Tuesday, April 19, 2016

Simon of the Desert (Buñuel. 1965)

"I'm beginning to realize I don't realize what I'm saying..."


It was obvious before watching Luis Buñuel's Simon of the Desert that the greatest director of the surrealist movement loathed the Catholic church. I have yet to see a film by Buñuel that does not use iconoclastic visuals and unorthodox dialogue against the church. In that respect, Simon is no different. What is particularly interesting about this 45 minute masterpiece is the sharp contrast between the followers of religion and the religion itself - almost as if  Buñuel was using this work as a type of pamphlet on what he viewed as dangerous in religion.

Simon is played stoically by Claudio Brook and is very loosely based on the Syrian 5th-century saint Simeon Stylites. He has stood for an astounding 6 years, 6 months, and 6 days atop a giant pillar in an attempt to show his loyalty to the Lord. This is the type of self-punishment that Buñuel believed belittled the loving message of Christ.

In an early scene - the ascetic Simon finally descends from his pillar - only to climb his ladder to the top of a higher pillar that has been gifted to him by local priests. Is Simon now standing closer to the heavens? Looking down on those less committed to the Lord? Or is this extreme isolation from the people on the ground an allusion to how Christians view the love message in comparison to the suffering of Jesus? 

Buñuel was not necessarily anti-God, but rather anti-hypocrite. He detested the masses of people who identified as Christians, yet focused on all of the wrong aspects of the Message. Today - we call them social conservatives. These are people who have inflated the suffering of Christ to an almost masturbatory level of importance. They follow Christ by not only stifling themselves, but also by stifling the rest of the world. Would Jesus want His followers to painstakingly estrange themselves from society to prove their loyalty, or would He rather His people fill the world with love?

Simon performs a miracle in which he reattaches hands to a man who had had them severed for stealing. Inherently, this is an act of forgiveness and mercy over cruel justice. Almost immediately, the begging man uses his reattached hands to slap his child. This is a perfect example of Buñuel's wry sense of humor. Followers have become complacent in the message of Christ, while still doing what they can to reap the benefits of their religious fraternity. They have become detached from Christ's teachings while simultaneously perpetuating His pain.
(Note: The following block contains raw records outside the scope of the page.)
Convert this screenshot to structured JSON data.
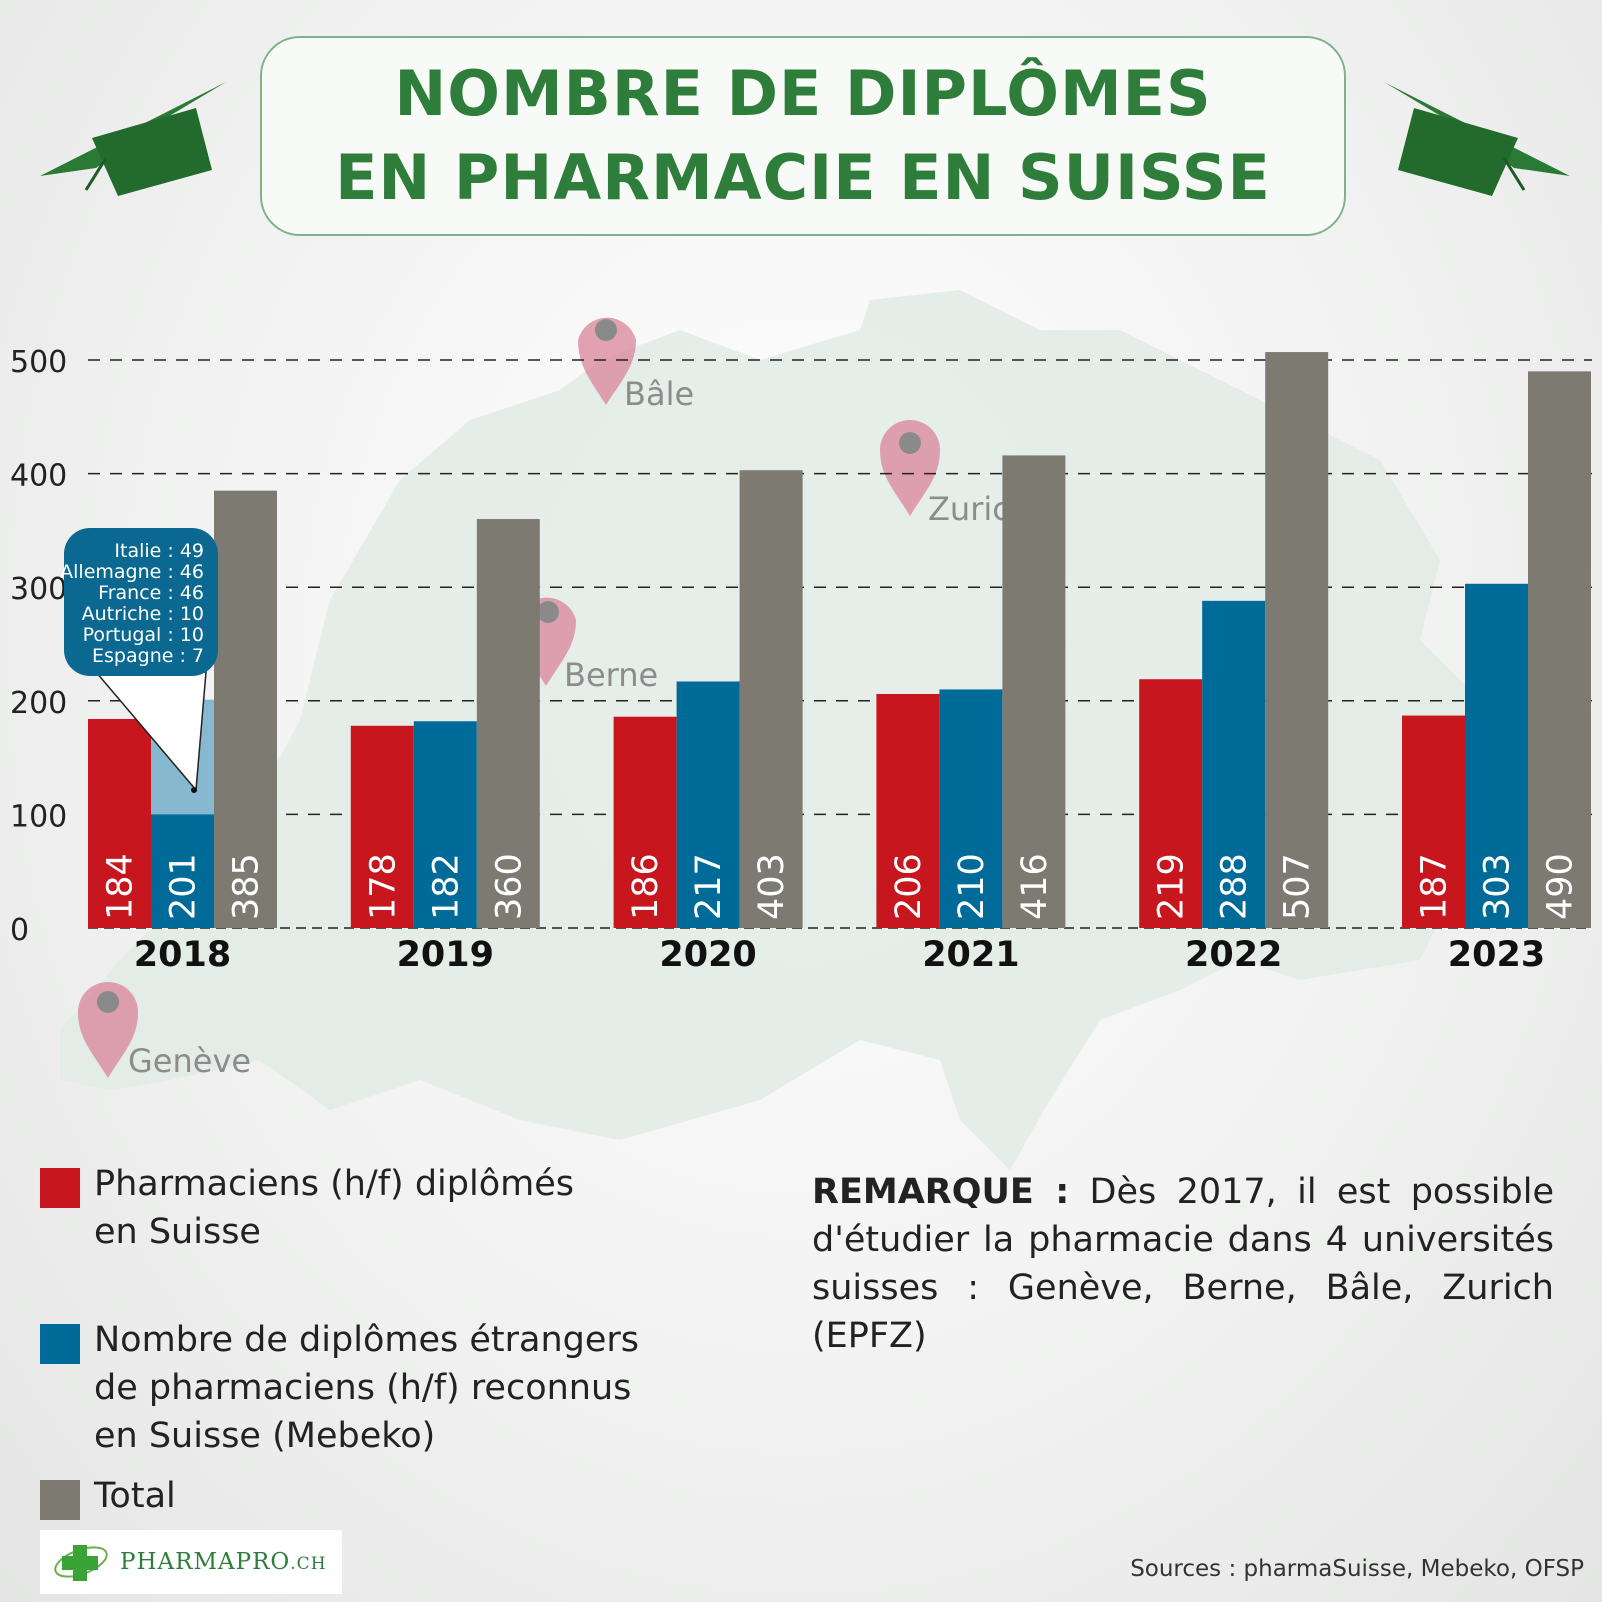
{
  "title": {
    "line1": "NOMBRE DE DIPLÔMES",
    "line2": "EN PHARMACIE EN SUISSE"
  },
  "map_labels": {
    "bale": "Bâle",
    "zurich": "Zuric",
    "berne": "Berne",
    "geneve": "Genève"
  },
  "tooltip": {
    "lines": [
      "Italie : 49",
      "Allemagne : 46",
      "France : 46",
      "Autriche : 10",
      "Portugal : 10",
      "Espagne : 7"
    ]
  },
  "legend": {
    "items": [
      {
        "label": "Pharmaciens (h/f) diplômés\nen Suisse",
        "color": "#c7161e"
      },
      {
        "label": "Nombre de diplômes étrangers\nde pharmaciens (h/f) reconnus\nen Suisse (Mebeko)",
        "color": "#006a99"
      },
      {
        "label": "Total",
        "color": "#7d7a72"
      }
    ]
  },
  "remark": {
    "label": "REMARQUE :",
    "text": " Dès 2017, il est possible d'étudier la pharmacie dans 4 universités suisses : Genève, Berne, Bâle, Zurich (EPFZ)"
  },
  "sources": "Sources : pharmaSuisse, Mebeko, OFSP",
  "logo": {
    "name": "PHARMAPRO",
    "suffix": ".CH"
  },
  "chart_data": {
    "type": "bar",
    "categories": [
      "2018",
      "2019",
      "2020",
      "2021",
      "2022",
      "2023"
    ],
    "series": [
      {
        "name": "Pharmaciens (h/f) diplômés en Suisse",
        "values": [
          184,
          178,
          186,
          206,
          219,
          187
        ],
        "color": "#c7161e"
      },
      {
        "name": "Nombre de diplômes étrangers de pharmaciens (h/f) reconnus en Suisse (Mebeko)",
        "values": [
          201,
          182,
          217,
          210,
          288,
          303
        ],
        "color": "#006a99"
      },
      {
        "name": "Total",
        "values": [
          385,
          360,
          403,
          416,
          507,
          490
        ],
        "color": "#7d7a72"
      }
    ],
    "yticks": [
      0,
      100,
      200,
      300,
      400,
      500
    ],
    "ylim": [
      0,
      500
    ],
    "grid": "dashed horizontal",
    "legend_position": "bottom-left",
    "title": "NOMBRE DE DIPLÔMES EN PHARMACIE EN SUISSE"
  }
}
But the followers are not the only ones who have lost the Message. Simon himself begins to doubt his own loyalties when the Devil (played by Buñuel-regular Silvia Pinal) comes to tempt him to the ground. She first appears as an innocent, perhaps unknowingly libidinous young girl, and is denied by Simon. In what might be the most surreal scene in the film, her second visit has her disguised as Jesus. The final visit sees the Devil gliding through the desert in a coffin - wearing nothing but a toga - with her naked left-breast cupped in hand.

Each of these visits from the Devil evoke a sense that the church has always been obsessed with the female body. In modern times this has not changed. The church longs to own the female form; they want to control it to endorse their message. It is very easy to keep holy men from having sex when their teachings imply that the female body is sin. Buñuel knows about this fixation, and playfully uses it as a way to tempt the titular character.

I will not spoil how it all ends, but I will say it is not the ending you might expect. Though the film is technically the third of an anti-religious trilogy - Viridiana, The Exterminating Angel - that was sparked after Buñuel's second exile from Spain to Mexico - Simon of the Desert is just as good when watched individually.